08.11.2015 • 21:36 Uhr / 3 Minuten Lesezeit
VN-Bericht vopm 16. Mai 2015
VN-Bericht vopm 16. Mai 2015

Tankstellenpächter wegen Siegelbruchs zu 900 Euro Geldstrafe verurteilt.

Bregenz. Bei der Tankstelle im Vorarlberger Unterland wird nicht nur Sprit getankt. „Ich verkaufe jeden Monat um die 2000 Flaschen Bier“, resümiert der 41-jährige Pächter vor Richter Christian Röthlin.

Knapp sieben Monate nach einer ersten Verhandlung sitzt der Unterländer ein weiteres Mal auf der Anklagebank am Bregenzer Bezirksgericht. Doch nur, um den Vorwurf des Siegelbruchs wiederum vehement zu bestreiten.
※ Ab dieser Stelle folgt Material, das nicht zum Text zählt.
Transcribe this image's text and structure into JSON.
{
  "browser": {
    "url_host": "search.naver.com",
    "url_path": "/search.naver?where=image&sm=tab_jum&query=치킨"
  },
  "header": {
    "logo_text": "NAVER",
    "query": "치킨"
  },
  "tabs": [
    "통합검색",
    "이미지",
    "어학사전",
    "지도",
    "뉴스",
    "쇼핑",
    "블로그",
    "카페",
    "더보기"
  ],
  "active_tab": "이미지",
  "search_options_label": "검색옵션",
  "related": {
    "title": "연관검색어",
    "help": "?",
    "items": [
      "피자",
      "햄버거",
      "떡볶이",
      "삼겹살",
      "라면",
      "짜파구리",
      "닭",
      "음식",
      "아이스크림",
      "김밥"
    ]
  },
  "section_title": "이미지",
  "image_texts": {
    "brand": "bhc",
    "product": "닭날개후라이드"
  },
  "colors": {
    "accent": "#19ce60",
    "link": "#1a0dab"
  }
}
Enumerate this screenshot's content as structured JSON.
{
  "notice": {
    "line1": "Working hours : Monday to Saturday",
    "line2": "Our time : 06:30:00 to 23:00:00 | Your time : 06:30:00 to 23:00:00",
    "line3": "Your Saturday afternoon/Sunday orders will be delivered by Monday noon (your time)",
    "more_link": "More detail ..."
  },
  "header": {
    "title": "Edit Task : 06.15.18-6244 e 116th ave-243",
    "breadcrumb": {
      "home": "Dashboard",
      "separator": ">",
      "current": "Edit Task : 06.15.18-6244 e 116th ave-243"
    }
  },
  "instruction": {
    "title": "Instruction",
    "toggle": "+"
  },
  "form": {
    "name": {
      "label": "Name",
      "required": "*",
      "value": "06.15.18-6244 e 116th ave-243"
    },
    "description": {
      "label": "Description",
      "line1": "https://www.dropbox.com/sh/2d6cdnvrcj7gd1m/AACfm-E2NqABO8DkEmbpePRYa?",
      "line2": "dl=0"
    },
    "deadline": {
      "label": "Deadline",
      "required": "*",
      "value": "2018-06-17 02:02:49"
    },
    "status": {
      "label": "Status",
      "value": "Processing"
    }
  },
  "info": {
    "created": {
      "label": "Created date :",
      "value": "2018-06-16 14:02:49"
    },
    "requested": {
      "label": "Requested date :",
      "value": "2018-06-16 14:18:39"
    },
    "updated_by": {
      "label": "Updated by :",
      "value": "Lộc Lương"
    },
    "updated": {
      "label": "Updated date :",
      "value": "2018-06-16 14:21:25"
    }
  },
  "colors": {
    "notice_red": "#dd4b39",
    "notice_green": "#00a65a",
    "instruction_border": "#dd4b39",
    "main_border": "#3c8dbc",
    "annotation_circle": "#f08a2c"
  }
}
Nein, er habe die von der Finanzpolizei an den Glücksspielautomaten in der Hinterkammer angebrachten Siegel nicht zerstört. „Das waren die Besoffenen“, behauptet er einmal mehr.

Als die Finanzpolizei ein zweites Mal kontrollierte, waren die Automaten aus dem Raum verschwunden. Wie von unsichtbarer Hand. Doch weshalb sich die „einarmigen Banditen“ plötzlich in der Garage nebenan wiederfanden, ist dem Pächter noch heute ein Rätsel. „Ich nehme an, dass es die Eigentümer der Automaten waren“, behauptet er schulterzuckend. Ganz dubiose Leute seien das. Er wisse nicht mal, wo die sitzen. Da war von Rumänien, Ungarn oder St. Pölten die Rede. Seine erste Behauptung vor der Polizei, dass nur er einen Generalschlüssel besitze, weist er diesmal von sich. „Jeder Mitarbeiter hat einen solchen Schlüssel“, betont er heute. Doch wer von diesen Mitarbeitern am besagten Tag der mysteriösen Automatenumsiedelung Dienst hatte, entziehe sich mittlerweile seiner Erinnerung.

„Nur Schutzbehauptungen“

„Alles nur Schutzbehauptungen“, glaubt Richter Röthlin. Wer auch immer die tatsächlichen Besitzer der illegalen Glücksspielautomaten seien, „die werden sicher nicht für einen Tag von wer weiß woher anfahren, um die Automaten verschwinden zu lassen.“ Von der Schuld des 41-Jährigen überzeugt, verurteilt er ihn wegen Siegelbruchs zu einer Geldstrafe von 60 Tagessätzen zu je 15 Euro.

„Das heißt, ich bin jetzt vorbestraft?“ quittiert der ansonsten unbescholtene Unterländer sichtlich entsetzt die richterliche Entscheidung. „Ja, Sie haben jetzt eine Vorstrafe“, bestätigt der Richter. Der Verurteilte meldet prompt Berufung und Nichtigkeitsbeschwerde an. So wird nun die nächste Instanz eine Entscheidung fällen.